Connect and Test the Servo

A hobby servo is normally used to hold the positions of radio controlled model airplane flaps, boat rudders, and car steering.  A micro servo is one of the smallest versions of hobby servos.  Hobby servos also come in continuous rotation versions which can be used to drive wheels of rolling robots, but the one in your kit is the standard variety that turns to and holds a position.  

In this activity, you will:

  • Identify a servo’s major parts.
  • Connect battery power and a servo to your breadboard.
  • Write scripts to control which positions the servo holds.

The servo comes with several different shapes of “horns”.  When the servo is built into a radio controlled model boat/airplane/car, screws and linkages connect a horn to the rudder, flap, or steering.  Screws go through the mounting flanges to attach the servo’s case to the body or frame of the model plane/boat/car.    

The servo is connected to supply voltage and a control signal through the plug and cable.  The control signal, which the micro:bit will send, tells the servo what angle to point the horn.  Last but not least, since the horn needs to stay connected to the servo’s output shaft, a screw holds the two together.  


(1) Resistor - 220 Ω  (red-red-brown-gold)
(1) Jumper wire - Red
(1) Jumper wire - Black

New parts shown in image below:

(1) Hobby micro servo
(1) Single horn
(1) Battery holder

We will not be using a screw to attach the horn to the output shaft in these activities.  (If you end up using the servo to move a light load, use the screw that came with it to cinch the horn to the output shaft at that point. )

Assembly & Circuit

The servo has built-in motion limiters that allow it about a 200° range of motion.  Follow these steps to mount the servo horn so that 200° of motion allows the horn to point from 190° to -10° (with 90° being the halfway point).

  • Press the single horn onto the servo’s output shaft.
  • Gently rotate the horn clockwise until you feel it press against the servo’s built-in motion limiter.  (DO NOT TRY TO FORCE IT PAST THAT POINT.)
  • Pull the horn back up and off the output shaft
  • Orient the servo’s case so that it matches the picture, and press the horn back down so that it points to the right, just a little below level.



The first step to connecting the servo is to build a servo port. The port needs to connect to power, ground, and a micro:bit I/O pin so the servo can receive a control signal.

  • Disconnect the battery pack from the Edge Connector for micro:bit.
  • Plug the 3-pin header into the left terminal strip’s column b, rows 3, 4, and 5.
  • Use the red jumper wire to connect one of the left bus strip’s (+) sockets to row 4.
  • Use the black jumper wire to connect one of the left bus strip’s (-) sockets to row 5.
  • Use the 220 Ω resistor to connect the Edge Connector’s P16 pin to row 3.
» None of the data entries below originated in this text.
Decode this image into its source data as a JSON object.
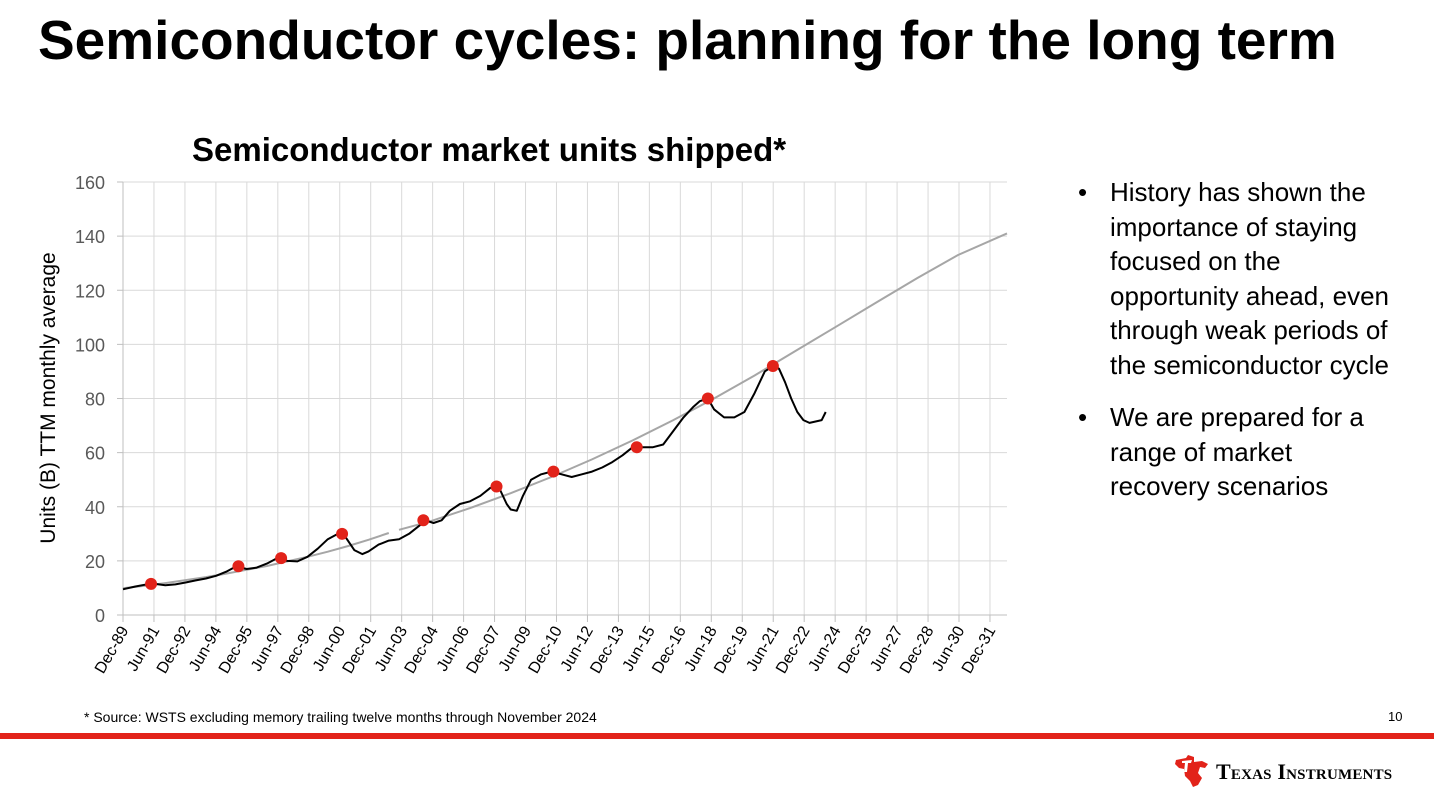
{
  "slide": {
    "title": "Semiconductor cycles: planning for the long term",
    "bullets": [
      "History has shown the importance of staying focused on the opportunity ahead, even through weak periods of the semiconductor cycle",
      "We are prepared for a range of market recovery scenarios"
    ],
    "bullet_glyph": "•",
    "source_note": "* Source: WSTS excluding memory trailing twelve months through November 2024",
    "page_number": "10",
    "brand": "Texas Instruments",
    "accent_color": "#e2231a"
  },
  "chart_data": {
    "type": "line",
    "title": "Semiconductor market units shipped*",
    "xlabel": "",
    "ylabel": "Units (B) TTM monthly average",
    "ylim": [
      0,
      160
    ],
    "yticks": [
      0,
      20,
      40,
      60,
      80,
      100,
      120,
      140,
      160
    ],
    "xlim": [
      1989.92,
      2033.42
    ],
    "x_categories": [
      "Dec-89",
      "Jun-91",
      "Dec-92",
      "Jun-94",
      "Dec-95",
      "Jun-97",
      "Dec-98",
      "Jun-00",
      "Dec-01",
      "Jun-03",
      "Dec-04",
      "Jun-06",
      "Dec-07",
      "Jun-09",
      "Dec-10",
      "Jun-12",
      "Dec-13",
      "Jun-15",
      "Dec-16",
      "Jun-18",
      "Dec-19",
      "Jun-21",
      "Dec-22",
      "Jun-24",
      "Dec-25",
      "Jun-27",
      "Dec-28",
      "Jun-30",
      "Dec-31"
    ],
    "grid": true,
    "colors": {
      "actual": "#000000",
      "trend": "#a6a6a6",
      "peaks": "#e2231a",
      "grid": "#d9d9d9",
      "axis": "#bfbfbf"
    },
    "series": [
      {
        "role": "actual",
        "x": [
          1989.92,
          1990.5,
          1991.0,
          1991.5,
          1992.0,
          1992.5,
          1993.0,
          1993.5,
          1994.0,
          1994.5,
          1995.0,
          1995.5,
          1996.0,
          1996.5,
          1997.0,
          1997.5,
          1998.0,
          1998.5,
          1999.0,
          1999.5,
          2000.0,
          2000.5,
          2000.9,
          2001.3,
          2001.7,
          2002.0,
          2002.5,
          2003.0,
          2003.5,
          2004.0,
          2004.5,
          2004.8,
          2005.2,
          2005.6,
          2006.0,
          2006.5,
          2007.0,
          2007.5,
          2008.0,
          2008.4,
          2008.8,
          2009.0,
          2009.3,
          2009.6,
          2010.0,
          2010.5,
          2011.0,
          2011.5,
          2012.0,
          2012.5,
          2013.0,
          2013.5,
          2014.0,
          2014.5,
          2015.0,
          2015.5,
          2016.0,
          2016.5,
          2017.0,
          2017.5,
          2018.0,
          2018.3,
          2018.7,
          2019.0,
          2019.5,
          2020.0,
          2020.5,
          2021.0,
          2021.5,
          2021.9,
          2022.2,
          2022.5,
          2022.8,
          2023.1,
          2023.4,
          2023.7,
          2024.0,
          2024.3,
          2024.5
        ],
        "y": [
          9.5,
          10.5,
          11.2,
          11.5,
          11.0,
          11.3,
          12.0,
          12.8,
          13.5,
          14.5,
          16.0,
          18.0,
          17.0,
          17.5,
          19.0,
          21.0,
          20.0,
          19.8,
          21.5,
          24.5,
          28.0,
          30.0,
          28.5,
          24.0,
          22.5,
          23.5,
          26.0,
          27.5,
          28.0,
          30.0,
          33.0,
          35.0,
          34.0,
          35.0,
          38.5,
          41.0,
          42.0,
          44.0,
          47.0,
          47.5,
          41.0,
          39.0,
          38.5,
          44.0,
          50.0,
          52.0,
          53.0,
          52.0,
          51.0,
          52.0,
          53.0,
          54.5,
          56.5,
          59.0,
          62.0,
          62.0,
          62.0,
          63.0,
          68.0,
          73.0,
          77.0,
          79.0,
          80.0,
          76.0,
          73.0,
          73.0,
          75.0,
          82.0,
          90.0,
          92.0,
          91.0,
          86.0,
          80.0,
          75.0,
          72.0,
          71.0,
          71.5,
          72.0,
          75.0
        ]
      },
      {
        "role": "trend",
        "segments": [
          {
            "x": [
              1989.92,
              1991,
              1992,
              1993,
              1994,
              1995,
              1996,
              1997,
              1998,
              1999,
              2000,
              2001,
              2002,
              2003
            ],
            "y": [
              9.9,
              10.8,
              11.8,
              12.9,
              14.0,
              15.3,
              16.7,
              18.1,
              19.8,
              21.5,
              23.4,
              25.5,
              27.8,
              30.3
            ]
          },
          {
            "x": [
              2003.5,
              2005,
              2007,
              2009,
              2011,
              2013,
              2015,
              2017,
              2019,
              2021,
              2023,
              2025,
              2027,
              2029,
              2031,
              2033.42
            ],
            "y": [
              31.5,
              34.5,
              39.5,
              45.0,
              51.0,
              57.5,
              64.5,
              72.0,
              80.0,
              88.5,
              97.5,
              106.5,
              115.5,
              124.5,
              133.0,
              141.0
            ]
          }
        ]
      }
    ],
    "peaks": [
      {
        "x": 1991.3,
        "y": 11.5
      },
      {
        "x": 1995.6,
        "y": 18.0
      },
      {
        "x": 1997.7,
        "y": 21.0
      },
      {
        "x": 2000.7,
        "y": 30.0
      },
      {
        "x": 2004.7,
        "y": 35.0
      },
      {
        "x": 2008.3,
        "y": 47.5
      },
      {
        "x": 2011.1,
        "y": 53.0
      },
      {
        "x": 2015.2,
        "y": 62.0
      },
      {
        "x": 2018.7,
        "y": 80.0
      },
      {
        "x": 2021.9,
        "y": 92.0
      }
    ]
  }
}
Next, you will connect the servo to the port.  The servo’s three wires need to be connected as follows:

  • orange to P16 for signal
  • red to (+) for 3 V battery supply
  • brown to (-) for common ground


  • Line up the holes in the servo plug with the 3-pin header so that the:
    • Socket connected to the orange wire is over row 3
    • Socket connected to the red wire is over row 4
    • Socket connected to the brown wire is over row 5
  • Slide the plug onto the 3-pin header.  The pins should sink all the way into the plug’s holes.



  • Connect the battery pack to the Edge I/O Adapter.